Il me fit signe que oui, et il s'assit sur son marchepied qui était resté ouvert. Ayant dépassé la porte cochère, je trouvai une barrière grillée, je l'ouvris. Une sonnette s'agita. Ce bruit, auquel je ne m'attendais pas, me fit peur.
Il y avait au fond de la cour d'énormes cuisines. J'allais ressortir, car je devais m'être trompée; Denise ne pouvait demeurer dans une aussi belle maison; mais, au moment où j'ouvrais la porte, une voix me dit:
—Qui demandez-vous?
J'étais embarrassée et je répondis en balbutiant:
—Pardon, madame, je crois m'être trompée... Je demande Mlle Denise; savez-vous si elle demeure ici?
—Je n'en sais rien, je ne connais pas les femmes. Je ne monte jamais; je suis cuisinière. Puis elle appela dans la cour. Fanny!... Attendez, me dit-elle, la femme de chambre va descendre.
Je suis assez loin de ce temps pour qu'on me pardonne un aveu, qui, d'ailleurs, a un rapport avec le triste récit que la vérité me force à faire. J'étais jolie, et, dans le lieu infâme où j'avais mis le pied, la beauté est le plus dangereux des passe-ports.

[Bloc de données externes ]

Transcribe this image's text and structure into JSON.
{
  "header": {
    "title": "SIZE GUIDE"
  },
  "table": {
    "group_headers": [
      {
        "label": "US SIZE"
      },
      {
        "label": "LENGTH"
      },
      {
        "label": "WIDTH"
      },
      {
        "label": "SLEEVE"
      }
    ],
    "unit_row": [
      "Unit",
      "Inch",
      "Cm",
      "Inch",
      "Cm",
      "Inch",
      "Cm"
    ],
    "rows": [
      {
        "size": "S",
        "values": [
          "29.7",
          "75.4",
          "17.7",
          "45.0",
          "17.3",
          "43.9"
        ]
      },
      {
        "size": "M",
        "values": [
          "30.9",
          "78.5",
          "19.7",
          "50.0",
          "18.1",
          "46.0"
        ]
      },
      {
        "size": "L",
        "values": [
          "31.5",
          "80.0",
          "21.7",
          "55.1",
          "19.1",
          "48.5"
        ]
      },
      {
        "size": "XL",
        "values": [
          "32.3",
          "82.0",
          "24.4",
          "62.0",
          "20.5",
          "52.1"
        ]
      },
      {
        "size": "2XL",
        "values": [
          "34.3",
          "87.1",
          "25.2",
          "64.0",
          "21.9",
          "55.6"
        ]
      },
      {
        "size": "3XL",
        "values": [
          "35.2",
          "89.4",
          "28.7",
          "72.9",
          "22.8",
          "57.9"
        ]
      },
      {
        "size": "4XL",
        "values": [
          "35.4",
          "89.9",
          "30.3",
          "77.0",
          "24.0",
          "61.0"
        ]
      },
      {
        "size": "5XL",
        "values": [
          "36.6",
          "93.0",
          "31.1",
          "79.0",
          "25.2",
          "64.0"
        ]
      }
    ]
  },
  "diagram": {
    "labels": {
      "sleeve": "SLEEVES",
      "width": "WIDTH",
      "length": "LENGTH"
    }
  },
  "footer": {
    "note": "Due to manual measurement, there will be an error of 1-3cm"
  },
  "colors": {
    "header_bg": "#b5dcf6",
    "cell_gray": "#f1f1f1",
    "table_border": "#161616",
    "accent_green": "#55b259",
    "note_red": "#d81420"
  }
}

Mlle Fanny parut. Je dois dire qu'elle avait l'air personnellement très-désagréable. Cependant, après m'avoir regardée, elle me parla du ton le plus doux et le plus caressant.
—Qui demandez-vous? ma fille, me dit-elle, en se mettant en face de moi pour mieux me voir.
—Je demande Mlle Denise.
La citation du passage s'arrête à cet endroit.